The strike also disrupted Iran’s broader campaign of regional domination. The regime had relied on nuclear development not as a final weapon, but as a shield behind which it could escalate its support for terrorism. With the West hesitant and distracted, Tehran was becoming more audacious – arming Hizbullah with guided rockets, shipping drones to the Houthis, encouraging proxy attacks in Iraq and Syria, and entrenching itself in southern Lebanon with near impunity. A nuclear umbrella would have emboldened every tentacle of Iran’s expansion.

The West should thank Israel. But it will not. Already, the predictable chorus has emerged – denouncing Israeli “aggression,” calling for “restraint,” as if preventing a mass casualty event is somehow less noble than reacting to one. These are the same voices that warned against Israeli action for years, all the while watching Iran march toward breakout. They preferred process to clarity, optics to outcomes, and now find themselves embarrassed by the reality they failed to confront.

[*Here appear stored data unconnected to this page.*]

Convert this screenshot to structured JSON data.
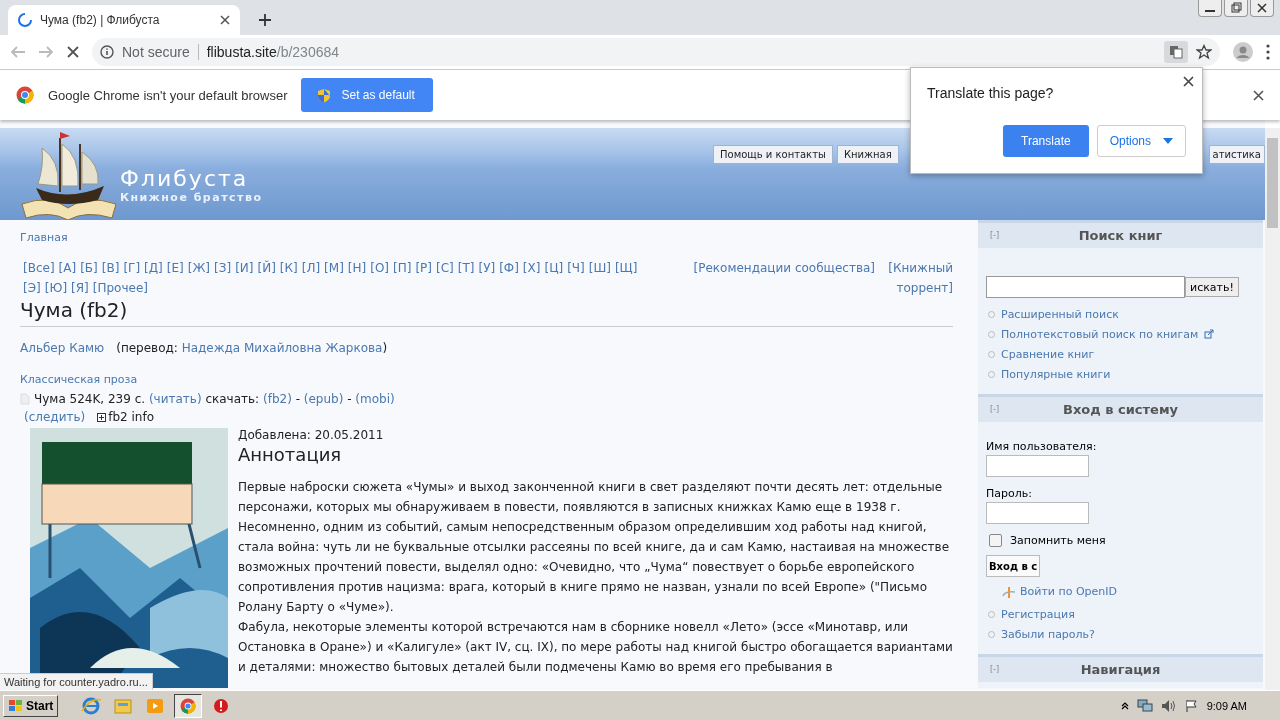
{
  "browser": {
    "tab_title": "Чума (fb2) | Флибуста",
    "url_security": "Not secure",
    "url_host": "flibusta.site",
    "url_path": "/b/230684"
  },
  "infobar": {
    "message": "Google Chrome isn't your default browser",
    "button": "Set as default"
  },
  "translate_popup": {
    "title": "Translate this page?",
    "translate_button": "Translate",
    "options_button": "Options"
  },
  "site": {
    "title": "Флибуста",
    "subtitle": "Книжное братство",
    "tabs": [
      "Помощь и контакты",
      "Книжная",
      "атистика"
    ]
  },
  "breadcrumb": "Главная",
  "letters": [
    "[Все]",
    "[А]",
    "[Б]",
    "[В]",
    "[Г]",
    "[Д]",
    "[Е]",
    "[Ж]",
    "[З]",
    "[И]",
    "[Й]",
    "[К]",
    "[Л]",
    "[М]",
    "[Н]",
    "[О]",
    "[П]",
    "[Р]",
    "[С]",
    "[Т]",
    "[У]",
    "[Ф]",
    "[Х]",
    "[Ц]",
    "[Ч]",
    "[Ш]",
    "[Щ]",
    "[Э]",
    "[Ю]",
    "[Я]",
    "[Прочее]"
  ],
  "side_links": [
    "[Рекомендации сообщества]",
    "[Книжный торрент]"
  ],
  "book": {
    "title": "Чума (fb2)",
    "author": "Альбер Камю",
    "translator_prefix": "(перевод: ",
    "translator": "Надежда Михайловна Жаркова",
    "translator_suffix": ")",
    "genre": "Классическая проза",
    "file_info": "Чума 524K, 239 с. ",
    "read_link": "(читать)",
    "download_label": " скачать: ",
    "formats": [
      "(fb2)",
      "(epub)",
      "(mobi)"
    ],
    "format_separator": " - ",
    "follow_link": "(следить)",
    "fb2_info": "fb2 info",
    "added": "Добавлена: 20.05.2011",
    "annotation_title": "Аннотация",
    "paragraphs": [
      "Первые наброски сюжета «Чумы» и выход законченной книги в свет разделяют почти десять лет: отдельные персонажи, которых мы обнаруживаем в повести, появляются в записных книжках Камю еще в 1938 г. Несомненно, одним из событий, самым непосредственным образом определившим ход работы над книгой, стала война: чуть ли не буквальные отсылки рассеяны по всей книге, да и сам Камю, настаивая на множестве возможных прочтений повести, выделял одно: «Очевидно, что „Чума“ повествует о борьбе европейского сопротивления против нацизма: врага, который в книге прямо не назван, узнали по всей Европе» (\"Письмо Ролану Барту о «Чуме»).",
      "Фабула, некоторые элементы которой встречаются нам в сборнике новелл «Лето» (эссе «Минотавр, или Остановка в Оране») и «Калигуле» (акт IV, сц. IX), по мере работы над книгой быстро обогащается вариантами и деталями: множество бытовых деталей были подмечены Камю во время его пребывания в"
    ]
  },
  "sidebar": {
    "search": {
      "collapse": "[-]",
      "title": "Поиск книг",
      "button": "искать!",
      "links": [
        {
          "label": "Расширенный поиск",
          "external": false
        },
        {
          "label": "Полнотекстовый поиск по книгам",
          "external": true
        },
        {
          "label": "Сравнение книг",
          "external": false
        },
        {
          "label": "Популярные книги",
          "external": false
        }
      ]
    },
    "login": {
      "collapse": "[-]",
      "title": "Вход в систему",
      "username_label": "Имя пользователя:",
      "password_label": "Пароль:",
      "remember": {
        "label": "Запомнить меня",
        "checked": false
      },
      "button": "Вход в с",
      "openid": "Войти по OpenID",
      "links": [
        "Регистрация",
        "Забыли пароль?"
      ]
    },
    "navigation": {
      "collapse": "[-]",
      "title": "Навигация"
    }
  },
  "status": "Waiting for counter.yadro.ru...",
  "taskbar": {
    "start": "Start",
    "clock": "9:09 AM"
  }
}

Let us be plain: Israel’s strike was not a regional destabilizer. It was a stabilizing act of necessity. Every IRGC scientist removed from the battlefield, every centrifuge dismantled, every underground tunnel collapsed, is a step back from the brink. The alternative was not peace. The alternative was the irreversible empowerment of a regime that has shown time and again that it cannot be trusted with even conventional weapons, let alone nuclear ones.

And it bears repeating: Iran’s nuclear ambitions were never purely strategic. They were ideological. This is a regime that wraps its missile fuselages in banners reading “Death to Israel” and celebrates martyrdom not as sacrifice, but as policy. One need only listen to the speeches of Ayatollah Ali Khamenei or the IRGC’s top brass to understand that Israel’s existence is not an inconvenience for Tehran – it is a blasphemy. A Jewish state, armed, sovereign, and thriving, is an existential affront to a regime founded on submission and grievance. For the Islamic Republic, it must be undone – not for the Palestinians, but for the revolution.

The strike also sends a clear message to the West: there is still one nation willing to act when others equivocate. While European governments hesitated, while Washington vacillated between diplomacy and paralysis, Israel did what needed to be done. And in doing so, it upheld not only its own sovereignty, but the credibility of deterrence itself.

Iran’s retaliation is a consequence of a reality already imposed by Tehran – not of Israel’s decision to confront it. Doing nothing was never a sustainable strategy. And appeasement, as history teaches, only emboldens the aggressor.

Israel’s message is unambiguous: if the world will not act, it will. And for that, it deserves not censure, but recognition. Because in striking Iran’s nuclear program, Israel has not launched a war. It has prevented one.

And perhaps, just perhaps, it has reminded the world what moral clarity looks like.

Catherine Perez-Shakdam

Catherine Perez-Shakdam is the Executive Director at the Forum for Foreign Relations and an associate scholar at the Jerusalem Center for Security and Foreign Affairs.